I was worried about the rainbow gradient on the text, but when it turned to grayscale, the text was fairly uniform in shade. Since the text was lighter than the background, I went into the Levels and moved my sliders left, in order to pump up the white (and turn the text from grey to white).
Then, because the font identifiers work a bit better with black-on-white text, I used the Invert feature to swap the shades. Black became white, and white became black.
Next, I went back to my levels, and once again pushed the sliders to the left, in order to get the grey background to turn white.
This was about as far as I could go before the text started getting white too. (You can see that the Y at the end is starting to lighten up.) There's also quite a bit of noise around everything, so I just took the brush tool and colored white over everything that wasn’t text. I also used the brush tool to go over the text with black, just to sharpen it up.
That left me with mostly-black text over a mostly-white background, which was good enough for me.
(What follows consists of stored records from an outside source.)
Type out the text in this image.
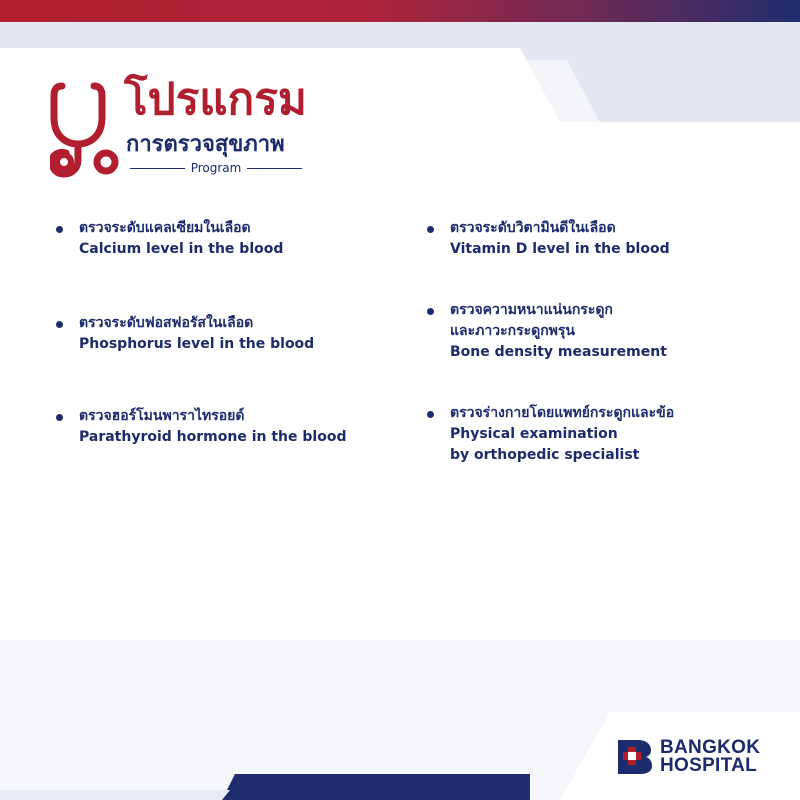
โปรแกรม
การตรวจสุขภาพ
Program
ตรวจระดับแคลเซียมในเลือด
Calcium level in the blood
ตรวจระดับฟอสฟอรัสในเลือด
Phosphorus level in the blood
ตรวจฮอร์โมนพาราไทรอยด์
Parathyroid hormone in the blood
ตรวจระดับวิตามินดีในเลือด
Vitamin D level in the blood
ตรวจความหนาแน่นกระดูก
และภาวะกระดูกพรุน
Bone density measurement
ตรวจร่างกายโดยแพทย์กระดูกและข้อ
Physical examination
by orthopedic specialist
BANGKOK
HOSPITAL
Now, to chop the letters apart!
When separating the letters of a script font, be sure to grab a little bit beyond the tail. Here you can kind-of sort-of see the dashed line from my selector tool. These script letters are designed to overlap a little bit, so when they’re typed out, they all merge into each other. So just grab a little bit extra beyond the tail, at the same angle the tail is heading when it disappears into the next letter.
Here are my separated letters. I’ve left out the I, because the font identifiers can get confused by the tittle (dot) and think it’s a separate character. I’ve also left out the second C and the second R, because the font identifier will only look at the first instance of a letter, and ignore any other instances of that letter that you identify.
And there it is, the first result! Because I took the time beforehand to give the font identifier a clean, sharp, well-separated set of letters, it made it the font easy to identify. And even though this looks like it took a ton of work, it was really only about ten minutes total. and that includes taking screenshots as I went. So don't be intimidated!
I hope these tips help you find the fonts of your dreams when you see them!